Im Spannungsfeld von Ästhetik und Politik
Widersprüche ziehen Katharina Sieverding an und inspirieren sie — seit mehr als fünfzig Jahren. In „Die Sonne um Mitternacht schauen“ trifft eine flirrende blaue Sonne, als Film projiziert auf eine riesige LED-Folie an der Außenwand des Museums, auf eine rotglühende Sonne im Innenraum. In diesem Spannungsfeld stehen die Fotografien von Sieverding – großformatig, überwältigend in Ästhetik und meist auch politischer Aussage: Mal sind es kriegerische Konflikte, mal sind es die Grenzen zwischen Mann und Frau, die die Künstlerin in ihren Werken auslotet — dazwischen Installationen mit Monitoren, auf denen Filmausschnitte zu sehen sind.

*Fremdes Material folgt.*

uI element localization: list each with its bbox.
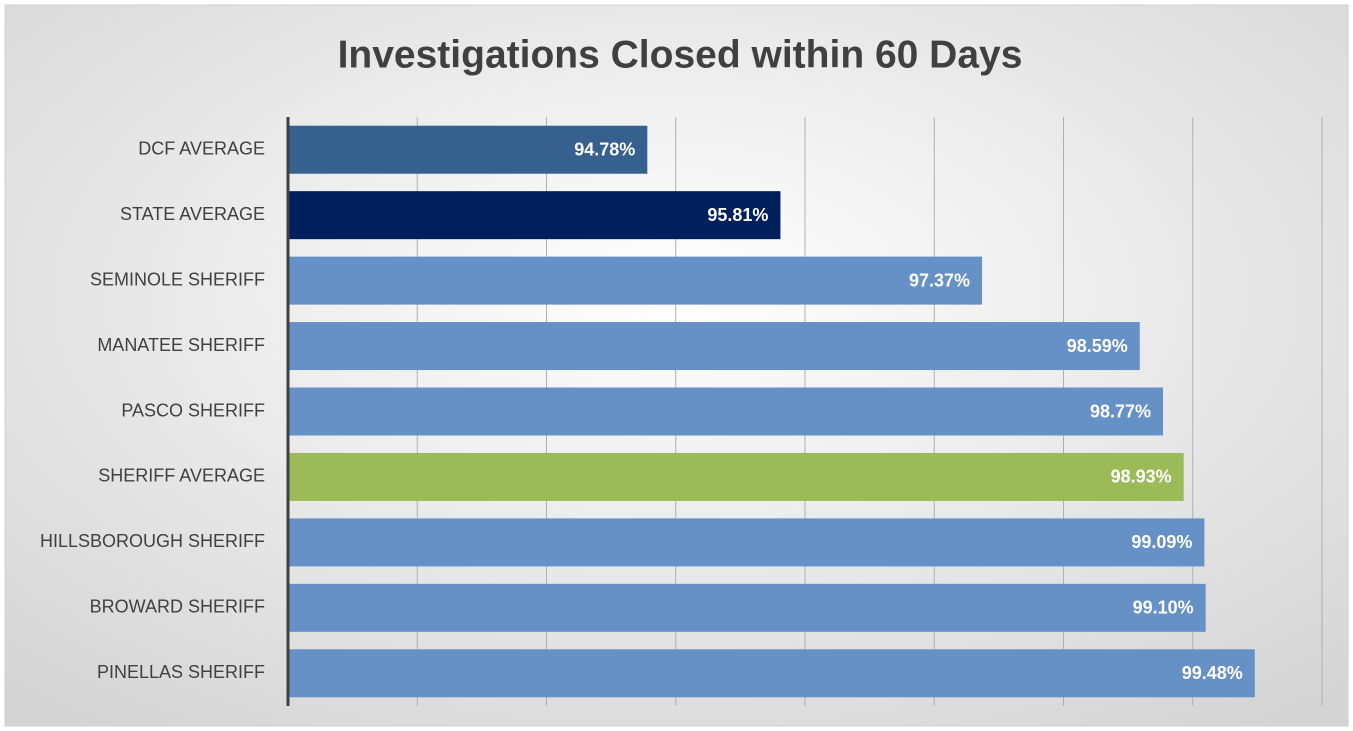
- bar: [288, 256, 983, 305]
- y-tick-label: SHERIFF AVERAGE: [98, 466, 265, 486]
- y-tick-label: SEMINOLE SHERIFF: [90, 269, 265, 289]
- chart-title: Investigations Closed within 60 Days: [338, 33, 1023, 76]
- y-tick-label: PASCO SHERIFF: [121, 400, 265, 420]
- bar: [288, 518, 1205, 567]
- bar: [288, 649, 1255, 698]
- data-label: 99.09%: [1131, 532, 1192, 552]
- y-tick-label: DCF AVERAGE: [138, 138, 265, 158]
- data-label: 98.93%: [1111, 467, 1172, 487]
- bar: [288, 191, 781, 240]
- y-tick-label: STATE AVERAGE: [120, 204, 265, 224]
- bar: [288, 322, 1140, 371]
- data-label: 98.59%: [1067, 336, 1128, 356]
- y-tick-label: PINELLAS SHERIFF: [97, 662, 265, 682]
- data-label: 99.10%: [1133, 598, 1194, 618]
- y-tick-label: BROWARD SHERIFF: [90, 597, 265, 617]
- data-label: 97.37%: [909, 270, 970, 290]
- bar: [288, 583, 1206, 632]
- data-label: 99.48%: [1182, 663, 1243, 683]
- y-tick-label: MANATEE SHERIFF: [97, 335, 265, 355]
- data-label: 94.78%: [574, 139, 635, 159]
- bar: [288, 125, 648, 174]
- data-label: 95.81%: [707, 205, 768, 225]
- data-label: 98.77%: [1090, 401, 1151, 421]
- y-tick-label: HILLSBOROUGH SHERIFF: [40, 531, 265, 551]
- bar: [288, 452, 1184, 501]
- bar: [288, 387, 1164, 436]
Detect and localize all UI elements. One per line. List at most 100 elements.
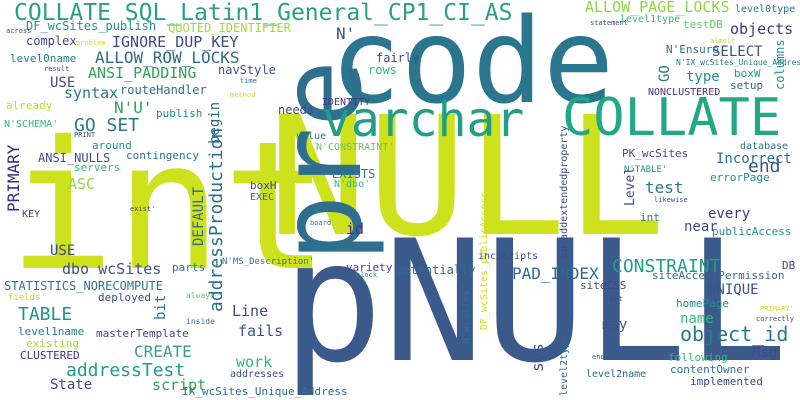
word-publicaccess: publicAccess bbox=[712, 225, 792, 238]
word-variety: variety bbox=[346, 261, 393, 274]
word-testdb: testDB bbox=[683, 18, 723, 31]
word-mastertemplate: masterTemplate bbox=[96, 327, 189, 340]
word-sitecss: siteCSS bbox=[580, 279, 627, 292]
word-print: PRINT bbox=[74, 131, 96, 139]
word-asc: ASC bbox=[68, 175, 96, 193]
word-ignore-dup-key: IGNORE_DUP_KEY bbox=[112, 33, 239, 51]
word-put: put bbox=[610, 295, 623, 303]
word-parts: parts bbox=[172, 261, 206, 274]
word-level: Level bbox=[623, 166, 638, 206]
word-id: id bbox=[346, 220, 365, 238]
word-name: name bbox=[680, 311, 714, 327]
word-navstyle: navStyle bbox=[218, 63, 276, 77]
word-exist: exist' bbox=[130, 205, 156, 213]
word-almost: almost bbox=[710, 37, 736, 45]
word-clustered: CLUSTERED bbox=[20, 349, 80, 362]
word-contentowner: contentOwner bbox=[670, 363, 750, 376]
word-state: State bbox=[50, 377, 93, 393]
word-key: KEY bbox=[22, 209, 41, 220]
word-addresses: addresses bbox=[230, 369, 285, 380]
word-df-wcsites-publish: DF_wcSites_publish bbox=[26, 19, 157, 33]
word-go-right: GO bbox=[657, 65, 673, 82]
word-varchar: varchar bbox=[322, 92, 525, 148]
word-use: USE bbox=[50, 75, 76, 91]
word-sp-addextendedproperty: sp_addextendedproperty bbox=[559, 125, 570, 258]
word-type: type bbox=[686, 69, 720, 85]
word-around: around bbox=[92, 139, 132, 152]
word-may: may bbox=[602, 317, 628, 333]
word-sys: sys bbox=[528, 343, 547, 372]
word-exists: EXISTS bbox=[332, 167, 376, 181]
word-deployed: deployed bbox=[98, 291, 151, 304]
word-syntax: syntax bbox=[64, 84, 119, 102]
word-boxw: boxW bbox=[734, 67, 761, 80]
word-allow-page-locks: ALLOW_PAGE_LOCKS bbox=[585, 0, 730, 16]
word-nonclustered: NONCLUSTERED bbox=[648, 87, 721, 98]
word-ix-wcsites-unique-address: IX_wcSites_Unique_Address bbox=[182, 385, 348, 398]
word-addressproduction: addressProduction bbox=[206, 127, 227, 312]
word-boxh: boxH bbox=[250, 179, 277, 192]
word-n-quote: N' bbox=[336, 24, 356, 43]
word-object-id: object_id bbox=[680, 322, 789, 346]
word-near: near bbox=[684, 219, 718, 235]
word-collate-sql-latin: COLLATE SQL_Latin1_General_CP1_CI_AS bbox=[14, 0, 513, 26]
word-level0name: level0name bbox=[10, 52, 77, 65]
word-n-u: N'U' bbox=[114, 98, 153, 117]
word-board: board bbox=[310, 219, 332, 227]
word-implemented: implemented bbox=[690, 375, 763, 388]
word-select: SELECT bbox=[712, 44, 763, 60]
word-n-constraint: N'CONSTRAINT' bbox=[316, 142, 395, 153]
word-identity: IDENTITY bbox=[322, 97, 371, 108]
word-constraint: CONSTRAINT bbox=[612, 256, 721, 277]
word-n-ix-wcsites: N'IX_wcSites_Unique_Address' bbox=[676, 58, 800, 67]
word-level1name: level1name bbox=[18, 325, 85, 338]
word-setup: setup bbox=[730, 79, 764, 92]
word-use-left: USE bbox=[50, 243, 76, 259]
word-incorrect: Incorrect bbox=[716, 151, 792, 167]
word-already: already bbox=[6, 99, 53, 112]
word-incscripts: incScripts bbox=[478, 251, 539, 262]
word-n-ensure: N'Ensure bbox=[666, 43, 719, 56]
word-allow-row-locks: ALLOW_ROW_LOCKS bbox=[95, 48, 240, 67]
word-routehandler: routeHandler bbox=[120, 83, 207, 97]
word-existing: existing bbox=[26, 337, 79, 350]
word-ansi-nulls: ANSI_NULLS bbox=[38, 151, 111, 165]
word-following: following bbox=[668, 351, 728, 364]
word-exec: EXEC bbox=[250, 192, 275, 203]
word-pad-index: PAD_INDEX bbox=[512, 264, 599, 283]
word-work: work bbox=[236, 353, 273, 371]
word-dbo-wcsites: dbo wcSites bbox=[62, 260, 162, 278]
word-correctly: correctly bbox=[756, 315, 794, 323]
word-pk-wcsites: PK_wcSites bbox=[622, 147, 689, 160]
word-default: DEFAULT bbox=[191, 186, 207, 246]
word-primary-quote: PRIMARY' bbox=[760, 305, 794, 313]
word-n-schema: N'SCHEMA' bbox=[4, 119, 59, 130]
word-publish: publish bbox=[156, 107, 203, 120]
word-servers: servers bbox=[74, 161, 121, 174]
word-database: database bbox=[740, 141, 789, 152]
word-quoted-identifier: QUOTED_IDENTIFIER bbox=[168, 21, 291, 35]
word-script: script bbox=[152, 376, 207, 394]
word-n-wcsites: N'wcSites' bbox=[461, 283, 472, 344]
word-collate: COLLATE bbox=[562, 88, 782, 148]
word-pnull: pNULL bbox=[282, 204, 788, 400]
word-fields: fields' bbox=[8, 293, 46, 303]
word-problem: problem bbox=[76, 39, 106, 47]
word-line: Line bbox=[232, 302, 269, 320]
word-homepage: homePage bbox=[676, 297, 729, 310]
word-db: DB bbox=[782, 259, 796, 272]
word-n-ms-description: N'MS_Description' bbox=[222, 257, 315, 267]
word-complex: complex bbox=[26, 34, 77, 48]
word-code: code bbox=[330, 0, 615, 130]
word-method: method bbox=[230, 91, 256, 99]
word-likewise: likewise bbox=[654, 196, 688, 204]
word-across: across bbox=[6, 27, 32, 35]
word-null: NULL bbox=[268, 81, 666, 273]
word-primary: PRIMARY bbox=[4, 144, 23, 212]
word-time: time bbox=[240, 77, 257, 85]
word-end: end bbox=[748, 156, 781, 177]
word-always: always bbox=[186, 291, 215, 300]
word-create: CREATE bbox=[134, 342, 192, 361]
word-ansi-padding: ANSI_PADDING bbox=[88, 64, 197, 82]
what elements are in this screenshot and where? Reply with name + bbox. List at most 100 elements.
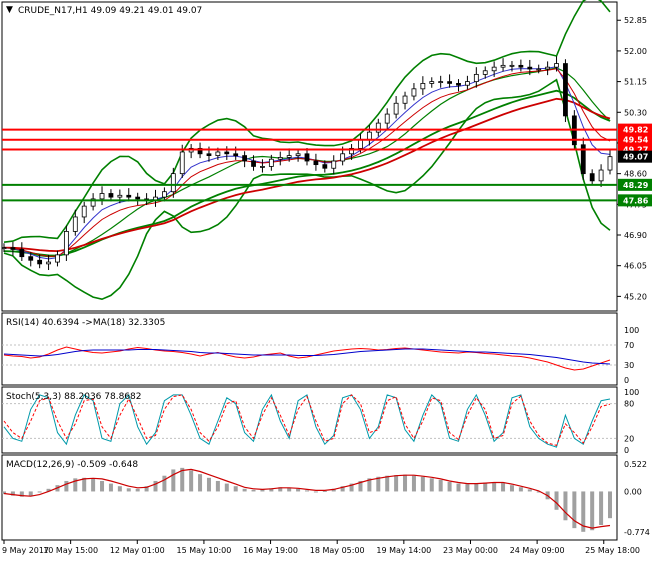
macd-histogram-bar xyxy=(73,478,78,492)
rsi-panel xyxy=(1,312,618,386)
candle-body xyxy=(322,164,328,169)
candle-body xyxy=(500,64,506,68)
macd-histogram-bar xyxy=(501,483,506,492)
candle-body xyxy=(215,151,221,156)
macd-histogram-bar xyxy=(108,483,113,492)
candle-body xyxy=(10,247,16,250)
macd-histogram-bar xyxy=(82,477,87,492)
candle-body xyxy=(482,70,488,75)
price-tick-label: 48.60 xyxy=(624,170,647,179)
price-tick-label: 52.85 xyxy=(624,16,647,25)
candle-body xyxy=(170,173,176,193)
candle-body xyxy=(295,153,301,156)
macd-histogram-bar xyxy=(563,491,568,521)
candle-body xyxy=(90,198,96,207)
macd-histogram-bar xyxy=(91,478,96,492)
price-tick-label: 50.30 xyxy=(624,108,647,117)
candle-body xyxy=(233,153,239,156)
macd-histogram-bar xyxy=(367,478,372,492)
candle-body xyxy=(393,102,399,115)
macd-histogram-bar xyxy=(518,487,523,492)
candle-body xyxy=(563,63,568,117)
macd-tick-label: 0.00 xyxy=(624,487,642,496)
macd-histogram-bar xyxy=(465,484,470,492)
macd-histogram-bar xyxy=(385,475,390,492)
candle-body xyxy=(589,173,595,182)
macd-histogram-bar xyxy=(64,480,69,492)
macd-histogram-bar xyxy=(287,487,292,492)
candle-body xyxy=(509,64,515,67)
macd-histogram-bar xyxy=(456,483,461,492)
candle-body xyxy=(268,158,274,167)
macd-histogram-bar xyxy=(126,488,131,492)
macd-histogram-bar xyxy=(189,470,194,492)
candle-body xyxy=(375,122,381,133)
level-tag-label: 49.54 xyxy=(623,136,649,145)
candle-body xyxy=(384,113,390,124)
price-tick-label: 52.00 xyxy=(624,47,647,56)
macd-histogram-bar xyxy=(429,478,434,492)
candle-body xyxy=(206,153,212,156)
candle-body xyxy=(429,81,435,84)
stoch-layer: 100 80 20 0 xyxy=(2,388,639,455)
price-tick-label: 51.15 xyxy=(624,78,647,87)
macd-histogram-bar xyxy=(572,491,577,529)
candle-body xyxy=(1,247,7,250)
macd-histogram-bar xyxy=(233,486,238,492)
level-tag-bg xyxy=(618,178,652,191)
macd-histogram-bar xyxy=(474,483,479,492)
price-tick-label: 46.05 xyxy=(624,262,647,271)
macd-histogram-bar xyxy=(590,491,595,531)
macd-histogram-bar xyxy=(251,489,256,492)
main-price-layer: 52.8552.0051.1550.3049.4548.6047.7546.90… xyxy=(1,0,652,301)
symbol-arrow-icon[interactable]: ▼ xyxy=(6,5,13,15)
macd-histogram-bar xyxy=(144,486,149,492)
level-tag-label: 47.86 xyxy=(623,196,649,205)
candle-body xyxy=(72,216,78,232)
candle-body xyxy=(349,147,354,155)
macd-histogram-bar xyxy=(305,490,309,492)
axis-tick-label: 20 xyxy=(624,434,634,443)
macd-label: MACD(12,26,9) -0.509 -0.648 xyxy=(6,460,138,470)
macd-histogram-bar xyxy=(46,488,51,492)
candle-body xyxy=(447,81,452,84)
candle-body xyxy=(179,151,185,175)
macd-histogram-bar xyxy=(403,474,408,492)
level-price-tag: 49.54 xyxy=(618,133,652,146)
candle-body xyxy=(438,81,444,84)
macd-histogram-bar xyxy=(438,479,443,492)
level-tag-bg xyxy=(618,150,652,163)
time-tick-label: 12 May 01:00 xyxy=(110,546,165,555)
candle-body xyxy=(491,66,497,72)
candle-body xyxy=(304,153,310,162)
macd-histogram-bar xyxy=(180,467,185,492)
macd-signal-line xyxy=(3,468,611,529)
candle-body xyxy=(527,66,533,70)
rsi-layer: 100 70 30 0 xyxy=(2,326,639,385)
candle-body xyxy=(28,256,34,261)
candle-body xyxy=(473,73,479,83)
macd-histogram-bar xyxy=(296,488,301,492)
candle-body xyxy=(242,155,248,162)
macd-histogram-bar xyxy=(376,476,381,492)
bollinger-lower-line xyxy=(3,78,611,301)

Als Tochter eines Röntgenarztes wurde Katharina Sieverding schon früh durch die Verfremdungseffekte medizinischer Fotografie beeinflusst, etwa durch irisierende, zum Teil kontrastreiche Lichteffekte. Metallisch verfärbte Selbstporträts in diesem Stil gehören seit vielen Jahren zu ihren Werken.
Vielseitige Künstlerin
Auch ihre Arbeit als Bühnenbildnerin prägte sie: „Besonders die Tätigkeit am Deutschen Schauspielhaus Hamburg mit Größen wie dem Intendanten Gustav Gründgens oder Fritz Kortner, der Umgang mit den Live-Darstellungen und dem Bühnenraum. War natürlich klar, dass das die Voraussetzungen waren für die Beantwortung der Frage, wie ich künstlerisch alles verwerten, verwenden und anwenden könnte und dass es natürlich um das große Format ging.“
In Baden-Baden sind nun Werke aus allen Schaffensperioden der Künstlerin versammelt — von den 1960er Jahren bis heute. Sieverding thematisiert die Flüchtlingskrise und die Pandemie, sie habe ein „seismographisches Gefühl“, sagt Kurator Udo Kittelmann.
Die Ausstellung „Die Sonne um Mitternacht schauen“ von Katharina Sieverding im Museum Frieder Burda in Baden-Baden läuft noch bis 9. Januar 2022.